Master mechanic satisfied with working life in Mongolia

                                                       Bradley Bennett in Oyu Tolgoi mine site
August 24,2010

John O'Connor
News Editor

If moving up in the world means graduating from high school in Merritt and landing a high profile mining job in Mongolia, consider Bradley Bennett a perfect example.

After sitting in the front row of the Merritt Secondary School graduating class on a warm June day at the de-iced Nicola Valley Memorial Arena a few months ago, the 56-year-old heavy duty mechanic is now steering the maintenance department at the Oyu Tolgoi (Mongolian for Turquoise Hill) mine in southern Mongolia.

Bennett had gone back to school last September to better himself and make himself more employable, and it paid off, but his mining job in Kamloops would only be the beginning.

“After I got my Grade 12 and the job in Kamloops, I determined that I could not keep myself, my wife, and my Son in the style to which we had become accustomed on the salary they were paying,” says Bennett.

So, Bennett sought some of the contractors he had worked for in the past.

“I then sent out an e-mail to three contractors that I have worked for, asking them if they had any openings for someone with my background and experience. Redpath got back to me first with the Master Mechanics offer in Mongolia at their Oyu Tolgoi site, about 600 km southeast of Ulaanbaatar.”

The Redpath Mongolia mine contains approximately 79-billion pounds of copper and 45-million ounces of gold.

“He couldn't pass up the opportunity because it's good travelling,” says Bennett's wife, Irene.

“He knows people all over the mining industry because he's been in the mining industry for over 35 years, and so, one of his friends knows what a good worker he is and qualifications and just phoned him up one day and asked him what he was doing…They asked him if he wanted to be a boss in Mongolia,” says Bennett with chuckle.

Only about two months into the project, Bennett says things are going well.

“The job has been up and running for five years, but is expanding rapidly, and they felt they needed a master mechanic to steer the maintenance department in a new direction.”

Spending the greater part of last year penning note pads and writing exams alongside his son, Damon, of the same MSS graduating class, Bennett is now in the midst of day-to-day operations at the open pit, underground mine, located in a far off land, quite different from Canada.

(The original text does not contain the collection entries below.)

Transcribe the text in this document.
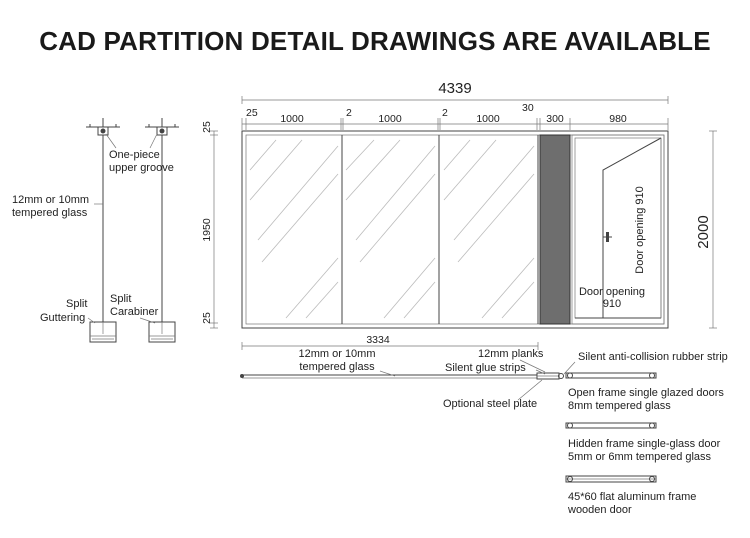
CAD PARTITION DETAIL DRAWINGS ARE AVAILABLE
One-piece
upper groove
12mm or 10mm
tempered glass
Split
Guttering
Split
Carabiner
4339
25 1000	2	1000	2	1000
30
300	980
25
1950
25
2000
Door opening 910
Door opening
910
3334
12mm or 10mm
tempered glass
12mm planks
Silent glue strips
Optional steel plate
Silent anti-collision rubber strip
Open frame single glazed doors
8mm tempered glass
Hidden frame single-glass door
5mm or 6mm tempered glass
45*60 flat aluminum frame
wooden door
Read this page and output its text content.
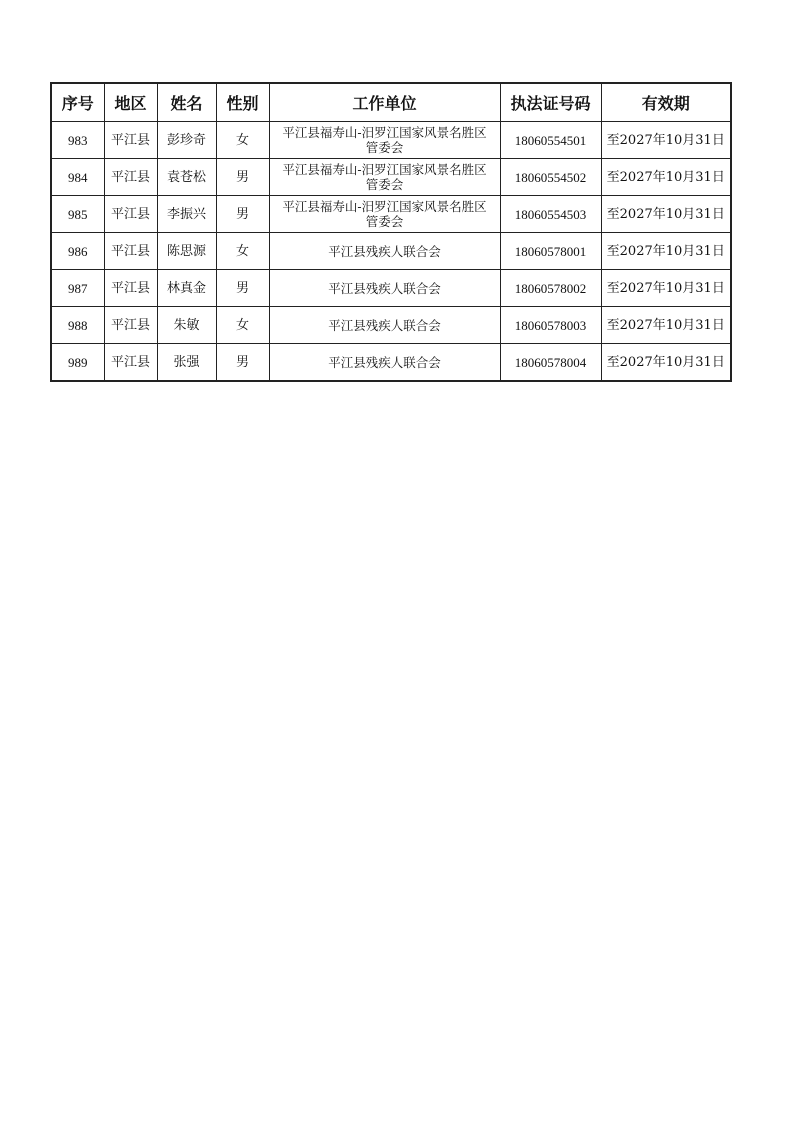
序号	地区	姓名	性别	工作单位	执法证号码	有效期
983	平江县	彭珍奇	女	平江县福寿山-汨罗江国家风景名胜区
管委会	18060554501	至2027年10月31日
984	平江县	袁苍松	男	平江县福寿山-汨罗江国家风景名胜区
管委会	18060554502	至2027年10月31日
985	平江县	李振兴	男	平江县福寿山-汨罗江国家风景名胜区
管委会	18060554503	至2027年10月31日
986	平江县	陈思源	女	平江县残疾人联合会	18060578001	至2027年10月31日
987	平江县	林真金	男	平江县残疾人联合会	18060578002	至2027年10月31日
988	平江县	朱敏	女	平江县残疾人联合会	18060578003	至2027年10月31日
989	平江县	张强	男	平江县残疾人联合会	18060578004	至2027年10月31日
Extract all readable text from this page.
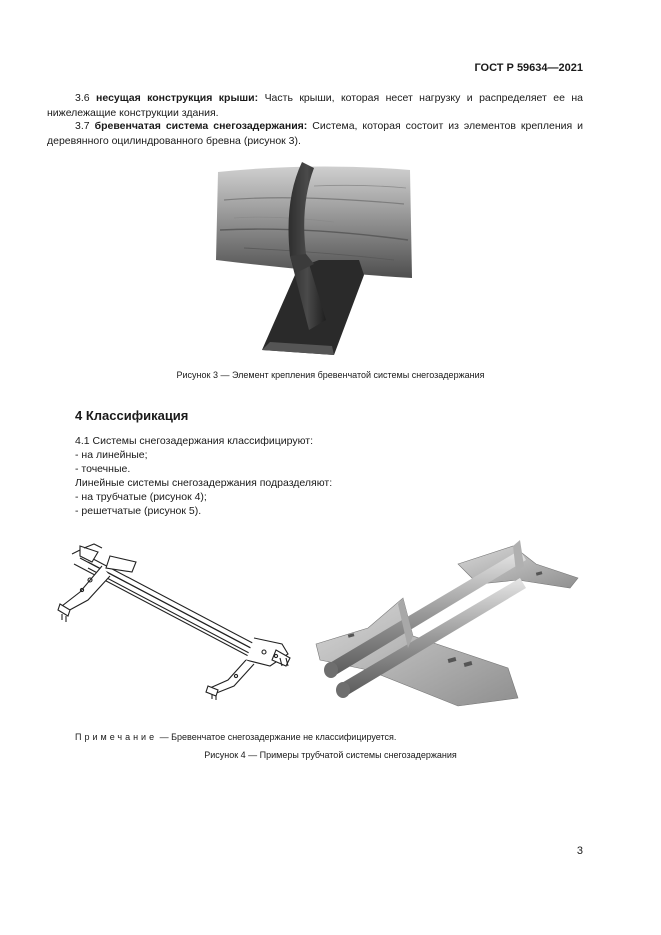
ГОСТ Р 59634—2021
3.6 несущая конструкция крыши: Часть крыши, которая несет нагрузку и распределяет ее на нижележащие конструкции здания.
3.7 бревенчатая система снегозадержания: Система, которая состоит из элементов крепления и деревянного оцилиндрованного бревна (рисунок 3).
Рисунок 3 — Элемент крепления бревенчатой системы снегозадержания
4 Классификация
4.1 Системы снегозадержания классифицируют:
- на линейные;
- точечные.
Линейные системы снегозадержания подразделяют:
- на трубчатые (рисунок 4);
- решетчатые (рисунок 5).
Примечание — Бревенчатое снегозадержание не классифицируется.
Рисунок 4 — Примеры трубчатой системы снегозадержания
3
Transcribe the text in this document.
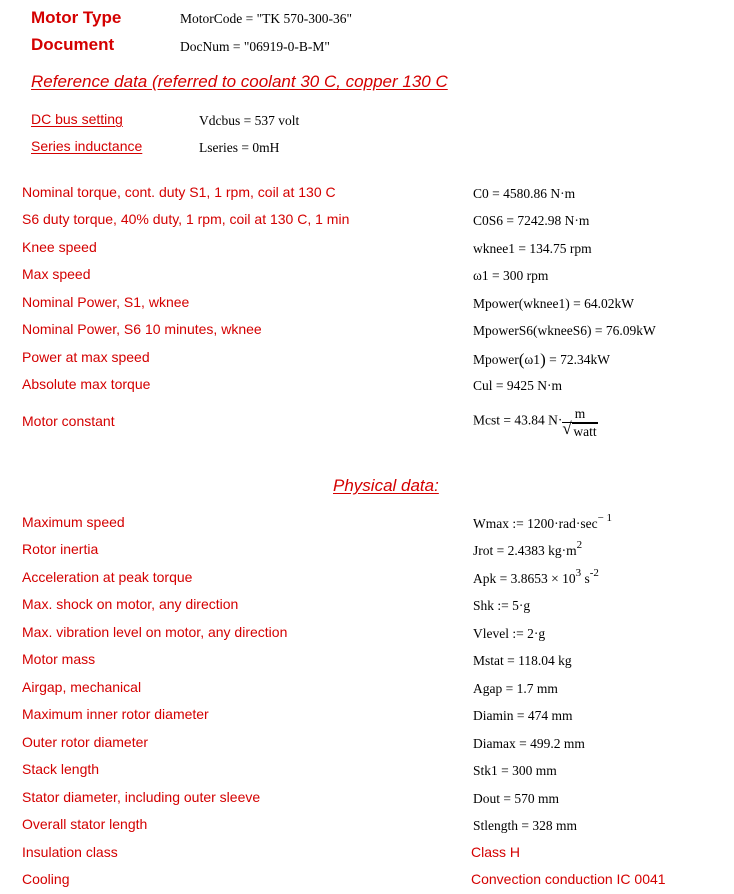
Motor Type	MotorCode = "TK 570-300-36"
Document	DocNum = "06919-0-B-M"
Reference data (referred to coolant 30 C, copper 130 C
DC bus setting	Vdcbus = 537 volt
Series inductance	Lseries = 0mH
Nominal torque, cont. duty S1, 1 rpm, coil at 130 C	C0 = 4580.86 N·m
S6 duty torque, 40% duty, 1 rpm, coil at 130 C, 1 min	C0S6 = 7242.98 N·m
Knee speed	wknee1 = 134.75 rpm
Max speed	ω1 = 300 rpm
Nominal Power, S1, wknee	Mpower(wknee1) = 64.02kW
Nominal Power, S6 10 minutes, wknee	MpowerS6(wkneeS6) = 76.09kW
Power at max speed	Mpower(ω1) = 72.34kW
Absolute max torque	Cul = 9425 N·m
Motor constant	Mcst = 43.84 $N\cdot \frac{m}{\text{√ watt}}$
Physical data:
Maximum speed	Wmax := $1200\cdot rad\cdot\sec^{- 1}$
Rotor inertia	Jrot = 2.4383 $kg\cdot m^2$
Acceleration at peak torque	Apk = $3.8653 \times 10^3$ $s^{-2}$
Max. shock on motor, any direction	Shk := 5·g
Max. vibration level on motor, any direction	Vlevel := 2·g
Motor mass	Mstat = 118.04 kg
Airgap, mechanical	Agap = 1.7 mm
Maximum inner rotor diameter	Diamin = 474 mm
Outer rotor diameter	Diamax = 499.2 mm
Stack length	Stk1 = 300 mm
Stator diameter, including outer sleeve	Dout = 570 mm
Overall stator length	Stlength = 328 mm
Insulation class	Class H
Cooling	Convection conduction IC 0041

“Getting parts to the site is the biggest challenge as some are flown in from various countries and the majority are trucked in through Russia and China,” says Bennett.

“The Mechanics on site that work for me are excellent technicians and make my job easier as I mainly keep them stocked with supplies and tools to do their job, and they require very little advice on the repair end of the job.”

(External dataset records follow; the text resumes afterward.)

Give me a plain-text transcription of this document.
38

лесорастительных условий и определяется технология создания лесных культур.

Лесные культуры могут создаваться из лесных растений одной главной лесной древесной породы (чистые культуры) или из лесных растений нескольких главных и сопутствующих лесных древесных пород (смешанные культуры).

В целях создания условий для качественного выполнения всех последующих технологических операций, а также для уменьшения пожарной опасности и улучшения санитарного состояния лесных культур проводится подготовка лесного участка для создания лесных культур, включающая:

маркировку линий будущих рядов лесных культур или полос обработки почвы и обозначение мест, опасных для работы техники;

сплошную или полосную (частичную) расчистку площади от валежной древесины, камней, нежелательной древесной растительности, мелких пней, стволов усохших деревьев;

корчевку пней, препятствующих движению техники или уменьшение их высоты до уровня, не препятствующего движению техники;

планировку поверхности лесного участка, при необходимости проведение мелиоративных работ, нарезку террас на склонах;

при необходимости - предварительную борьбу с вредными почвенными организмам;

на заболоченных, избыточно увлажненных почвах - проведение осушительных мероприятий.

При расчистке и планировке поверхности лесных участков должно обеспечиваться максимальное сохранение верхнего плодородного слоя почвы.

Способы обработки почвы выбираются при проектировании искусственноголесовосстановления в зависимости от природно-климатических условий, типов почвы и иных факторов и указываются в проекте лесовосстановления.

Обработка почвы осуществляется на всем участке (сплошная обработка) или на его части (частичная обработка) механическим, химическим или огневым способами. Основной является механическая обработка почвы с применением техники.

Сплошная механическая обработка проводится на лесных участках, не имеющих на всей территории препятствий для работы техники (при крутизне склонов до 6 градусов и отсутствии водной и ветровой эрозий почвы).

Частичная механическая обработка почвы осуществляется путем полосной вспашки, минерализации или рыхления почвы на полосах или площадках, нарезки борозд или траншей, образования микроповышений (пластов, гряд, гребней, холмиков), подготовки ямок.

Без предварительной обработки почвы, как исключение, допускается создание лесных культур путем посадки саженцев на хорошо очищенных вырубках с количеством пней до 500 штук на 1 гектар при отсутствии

And how has a small-town Canadian man like Bennett managed to adapt to the culture and cuisine of Asia?

“The people are very friendly and curious; they seem to be one of the happiest countries I have ever visited,” admits Bennett.

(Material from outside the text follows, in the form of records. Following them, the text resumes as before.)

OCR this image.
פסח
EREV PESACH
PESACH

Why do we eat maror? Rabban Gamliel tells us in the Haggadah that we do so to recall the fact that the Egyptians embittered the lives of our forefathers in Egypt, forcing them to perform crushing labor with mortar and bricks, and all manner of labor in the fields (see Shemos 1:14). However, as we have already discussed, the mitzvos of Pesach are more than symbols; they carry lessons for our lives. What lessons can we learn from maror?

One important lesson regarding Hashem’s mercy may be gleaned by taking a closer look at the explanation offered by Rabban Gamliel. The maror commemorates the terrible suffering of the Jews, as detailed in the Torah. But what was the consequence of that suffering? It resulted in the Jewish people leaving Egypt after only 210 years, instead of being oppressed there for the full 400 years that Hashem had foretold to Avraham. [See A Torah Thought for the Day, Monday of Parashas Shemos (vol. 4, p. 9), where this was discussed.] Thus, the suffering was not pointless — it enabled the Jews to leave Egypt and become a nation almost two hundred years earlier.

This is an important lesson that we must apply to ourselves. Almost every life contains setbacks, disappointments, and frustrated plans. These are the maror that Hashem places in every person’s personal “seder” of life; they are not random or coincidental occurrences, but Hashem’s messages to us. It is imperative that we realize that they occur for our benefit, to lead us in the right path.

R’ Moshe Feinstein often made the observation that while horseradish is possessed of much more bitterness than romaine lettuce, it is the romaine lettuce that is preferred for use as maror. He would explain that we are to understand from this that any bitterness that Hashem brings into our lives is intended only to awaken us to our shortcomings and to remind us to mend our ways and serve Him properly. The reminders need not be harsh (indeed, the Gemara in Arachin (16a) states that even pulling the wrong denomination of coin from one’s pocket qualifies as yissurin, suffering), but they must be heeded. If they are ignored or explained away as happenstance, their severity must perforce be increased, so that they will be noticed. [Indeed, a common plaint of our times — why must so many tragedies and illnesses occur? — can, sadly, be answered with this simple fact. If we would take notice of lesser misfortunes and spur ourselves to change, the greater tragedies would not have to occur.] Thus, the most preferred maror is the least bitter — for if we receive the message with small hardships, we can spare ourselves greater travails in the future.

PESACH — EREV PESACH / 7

“Their culture is very old and traditional, that is slowly adapting to western ways. They are extremely hard working and intelligent, and pick up on things almost immediately.”

Typical Mongolian food is made up of spicy dishes made up of lamb, beef, pork, fish, and chicken, although, Bennett says western food is also available.

“I have my cereal with goats milk in the morning and I do not seem to be any worse for the wear from it.”

Although the project will last for many years, even into Bennett's eventual retirement, he says he expects to be at Oyu Tolgoi for at least two years.

“I am working two months in and one month out right now, but expect the time to change to one month in and one month out in the new year.”

“All in all I am more than satisfied with the job and the camp and the meals. The Travel to exotic countries is just one more benefit thrown in,” adds Bennett.

Bennett has been in Mongolia for just over two weeks.